It depends on your business. You can develop, publish and distribute useful content by

  • Keeping people informed
  • Educating people
  • Making them laugh or making them feel sentimental
  • Reviewing products and services for them
  • Providing them privileged information

Basically, providing them something they value, something that they don’t mind getting access to or being delivered on an ongoing basis.

This, is what valuable content is.

What is content marketing according to renowned marketers?

Content marketing is the marketing and business process for creating and distributing relevant and valuable content to attract, acquire, and engage a clearly-defined and understood target audience – with the objective of driving profitable customer action.

~ Content Marketing Institute

what is content marketing – content marketing Institute

Content marketing is the process of developing and sharing relevant, valuable, and engaging content to target audience with the goal of acquiring new customers or increasing business from existing customers.

~ Amanda Maksymiw

what is content marketing – Amanda Maksymiw

Content marketing is a device used by companies to educate, inform or entertain customers or prospects by creating attention or causing behavior that results in leads, sales or advocacy.

~ Jay Baer

what is content marketing – Jay Baer

Content Marketing is anything a company creates and shares to tell their story. It is conversational, human and doesn’t try to constantly sell to you.

~ Ann Handley

what is content marketing – Ann Handley

Content marketing is, creating a following of dedicated audience through providing valuable, timely and relevant content to people over a long period of time, so that they begin to trust you and want to do business with you on their own.

~ Amrit Hallan

what is content marketing – Amrit Hallan

Why content marketing works better than traditional marketing?

Traditional marketing, as you already know, is one-way. You’re constantly telling people to do business with you whether at that time, they want to do business with you or not. The traditional marketing doesn’t care whether people want to hear from you or not.

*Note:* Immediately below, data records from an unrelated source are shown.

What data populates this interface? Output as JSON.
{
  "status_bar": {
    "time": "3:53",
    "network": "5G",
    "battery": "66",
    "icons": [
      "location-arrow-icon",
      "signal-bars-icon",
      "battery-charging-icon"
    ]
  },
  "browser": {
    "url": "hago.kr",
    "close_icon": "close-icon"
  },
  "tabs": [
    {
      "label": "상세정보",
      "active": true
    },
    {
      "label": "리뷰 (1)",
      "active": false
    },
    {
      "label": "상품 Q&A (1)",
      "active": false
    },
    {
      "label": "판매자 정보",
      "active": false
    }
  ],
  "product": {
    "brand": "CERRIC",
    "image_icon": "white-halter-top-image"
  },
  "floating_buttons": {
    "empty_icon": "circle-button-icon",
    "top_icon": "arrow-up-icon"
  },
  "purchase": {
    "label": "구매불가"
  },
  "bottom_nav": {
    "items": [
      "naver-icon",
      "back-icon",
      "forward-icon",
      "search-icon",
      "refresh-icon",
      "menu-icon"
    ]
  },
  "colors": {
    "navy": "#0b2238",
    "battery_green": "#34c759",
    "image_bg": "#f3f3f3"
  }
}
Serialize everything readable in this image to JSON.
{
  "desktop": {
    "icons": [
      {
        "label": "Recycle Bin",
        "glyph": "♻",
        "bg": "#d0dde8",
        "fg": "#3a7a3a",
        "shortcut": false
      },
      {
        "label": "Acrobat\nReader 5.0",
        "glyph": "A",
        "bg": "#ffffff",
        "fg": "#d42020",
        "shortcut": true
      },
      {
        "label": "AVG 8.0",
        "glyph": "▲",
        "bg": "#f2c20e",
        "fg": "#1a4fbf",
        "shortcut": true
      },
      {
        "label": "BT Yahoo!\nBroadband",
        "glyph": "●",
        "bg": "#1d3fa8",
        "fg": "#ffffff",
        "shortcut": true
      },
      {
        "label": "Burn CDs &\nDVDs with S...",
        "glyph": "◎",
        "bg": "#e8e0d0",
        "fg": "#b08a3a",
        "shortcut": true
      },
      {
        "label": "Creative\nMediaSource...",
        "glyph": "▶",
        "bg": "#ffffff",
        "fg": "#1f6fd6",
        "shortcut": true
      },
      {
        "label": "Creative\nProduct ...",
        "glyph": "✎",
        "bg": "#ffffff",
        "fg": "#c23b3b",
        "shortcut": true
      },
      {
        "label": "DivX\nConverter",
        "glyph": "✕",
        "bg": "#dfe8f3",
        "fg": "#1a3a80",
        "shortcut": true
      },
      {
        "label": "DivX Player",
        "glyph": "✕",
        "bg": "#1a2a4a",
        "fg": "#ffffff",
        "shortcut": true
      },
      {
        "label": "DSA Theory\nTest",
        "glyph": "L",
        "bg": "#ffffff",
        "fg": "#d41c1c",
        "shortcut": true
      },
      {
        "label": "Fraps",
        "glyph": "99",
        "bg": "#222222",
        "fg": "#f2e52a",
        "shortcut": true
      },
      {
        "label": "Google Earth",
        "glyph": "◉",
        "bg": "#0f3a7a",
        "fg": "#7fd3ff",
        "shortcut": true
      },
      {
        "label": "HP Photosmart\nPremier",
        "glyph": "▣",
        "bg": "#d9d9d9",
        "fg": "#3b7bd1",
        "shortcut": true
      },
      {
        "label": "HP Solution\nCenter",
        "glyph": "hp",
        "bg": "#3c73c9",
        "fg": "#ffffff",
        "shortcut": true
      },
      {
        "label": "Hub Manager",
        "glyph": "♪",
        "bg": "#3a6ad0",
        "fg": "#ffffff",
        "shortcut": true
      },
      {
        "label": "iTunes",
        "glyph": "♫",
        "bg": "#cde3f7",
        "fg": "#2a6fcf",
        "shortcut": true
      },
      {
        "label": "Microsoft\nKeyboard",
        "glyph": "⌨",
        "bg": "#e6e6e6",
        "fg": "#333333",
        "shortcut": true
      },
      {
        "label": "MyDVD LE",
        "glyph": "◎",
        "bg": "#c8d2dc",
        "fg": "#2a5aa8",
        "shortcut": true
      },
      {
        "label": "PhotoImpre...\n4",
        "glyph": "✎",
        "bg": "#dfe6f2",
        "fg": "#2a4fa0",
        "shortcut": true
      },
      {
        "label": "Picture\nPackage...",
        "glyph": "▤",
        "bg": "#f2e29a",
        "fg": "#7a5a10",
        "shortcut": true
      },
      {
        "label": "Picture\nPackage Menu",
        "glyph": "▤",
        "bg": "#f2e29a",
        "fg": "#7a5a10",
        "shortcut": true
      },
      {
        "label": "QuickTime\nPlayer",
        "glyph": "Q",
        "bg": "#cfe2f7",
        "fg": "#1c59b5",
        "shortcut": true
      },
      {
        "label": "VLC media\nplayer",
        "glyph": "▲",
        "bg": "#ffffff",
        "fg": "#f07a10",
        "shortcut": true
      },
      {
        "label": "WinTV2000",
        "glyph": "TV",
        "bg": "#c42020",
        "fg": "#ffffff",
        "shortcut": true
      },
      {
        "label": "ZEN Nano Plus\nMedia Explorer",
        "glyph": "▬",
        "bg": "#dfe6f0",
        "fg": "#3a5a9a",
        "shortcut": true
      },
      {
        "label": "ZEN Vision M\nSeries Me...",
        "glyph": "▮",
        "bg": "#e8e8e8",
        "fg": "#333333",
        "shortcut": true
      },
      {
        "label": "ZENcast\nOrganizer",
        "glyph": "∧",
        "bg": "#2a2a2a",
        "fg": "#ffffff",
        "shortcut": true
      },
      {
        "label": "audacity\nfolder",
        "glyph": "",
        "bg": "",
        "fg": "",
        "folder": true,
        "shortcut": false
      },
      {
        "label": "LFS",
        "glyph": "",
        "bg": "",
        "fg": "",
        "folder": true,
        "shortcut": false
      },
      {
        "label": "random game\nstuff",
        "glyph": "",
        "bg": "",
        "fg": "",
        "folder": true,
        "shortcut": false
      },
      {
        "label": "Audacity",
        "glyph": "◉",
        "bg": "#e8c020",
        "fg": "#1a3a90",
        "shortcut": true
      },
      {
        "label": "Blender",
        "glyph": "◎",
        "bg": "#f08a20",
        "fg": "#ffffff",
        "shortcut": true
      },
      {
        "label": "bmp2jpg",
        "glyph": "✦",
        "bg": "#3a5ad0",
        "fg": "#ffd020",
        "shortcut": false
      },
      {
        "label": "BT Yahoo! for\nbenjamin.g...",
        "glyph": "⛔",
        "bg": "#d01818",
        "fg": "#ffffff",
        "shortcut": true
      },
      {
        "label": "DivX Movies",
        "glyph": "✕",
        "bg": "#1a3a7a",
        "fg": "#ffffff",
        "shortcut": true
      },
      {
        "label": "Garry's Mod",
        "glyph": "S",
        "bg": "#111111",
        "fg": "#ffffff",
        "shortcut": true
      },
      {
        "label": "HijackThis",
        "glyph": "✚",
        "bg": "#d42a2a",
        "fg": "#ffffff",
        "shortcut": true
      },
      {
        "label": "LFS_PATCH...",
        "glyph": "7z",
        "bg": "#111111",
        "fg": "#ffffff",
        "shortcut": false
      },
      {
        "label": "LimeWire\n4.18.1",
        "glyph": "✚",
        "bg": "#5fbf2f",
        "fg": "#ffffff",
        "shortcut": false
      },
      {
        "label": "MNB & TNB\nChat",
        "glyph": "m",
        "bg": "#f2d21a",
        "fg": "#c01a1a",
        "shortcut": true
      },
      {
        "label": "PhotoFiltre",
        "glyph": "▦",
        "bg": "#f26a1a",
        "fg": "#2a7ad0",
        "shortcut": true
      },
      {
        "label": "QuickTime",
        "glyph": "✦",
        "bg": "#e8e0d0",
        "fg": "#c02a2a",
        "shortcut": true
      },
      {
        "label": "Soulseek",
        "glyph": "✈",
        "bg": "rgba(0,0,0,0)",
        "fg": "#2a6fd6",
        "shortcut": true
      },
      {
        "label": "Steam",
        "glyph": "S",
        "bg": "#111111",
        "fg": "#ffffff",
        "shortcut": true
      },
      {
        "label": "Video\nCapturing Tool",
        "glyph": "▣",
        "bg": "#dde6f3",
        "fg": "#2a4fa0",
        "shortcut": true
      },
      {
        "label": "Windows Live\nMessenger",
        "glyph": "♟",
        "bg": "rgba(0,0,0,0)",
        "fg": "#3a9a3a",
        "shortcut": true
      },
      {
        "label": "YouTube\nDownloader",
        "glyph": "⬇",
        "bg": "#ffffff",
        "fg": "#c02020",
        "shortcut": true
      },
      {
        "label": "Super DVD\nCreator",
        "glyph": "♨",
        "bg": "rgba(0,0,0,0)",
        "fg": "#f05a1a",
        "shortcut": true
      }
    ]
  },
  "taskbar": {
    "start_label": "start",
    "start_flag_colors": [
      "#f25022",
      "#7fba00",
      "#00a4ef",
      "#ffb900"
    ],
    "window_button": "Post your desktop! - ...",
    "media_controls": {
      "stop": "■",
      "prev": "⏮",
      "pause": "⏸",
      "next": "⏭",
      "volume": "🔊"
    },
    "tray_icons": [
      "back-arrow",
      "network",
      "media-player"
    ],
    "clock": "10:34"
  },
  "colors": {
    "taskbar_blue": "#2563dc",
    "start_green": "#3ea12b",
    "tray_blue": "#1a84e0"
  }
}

traditional marketing doesn't care

Traditional marketing uses channels that have already been built. The entire process is unscientific. People come across your marketing message when they are least expecting it or even when they are feeling hostile towards it.

Content marketing on the other hand, allows you to build your own broadcasting channel. When you develop and publish useful content, people seek you out to access that content on their own. You don’t have to advertise. People come to your website or the platform you use to publish your content, on their own.

when you develop and publish useful content

By developing, publishing and distributing useful content on a prolonged basis, you develop a loyal audience of people who look forward to hearing from you.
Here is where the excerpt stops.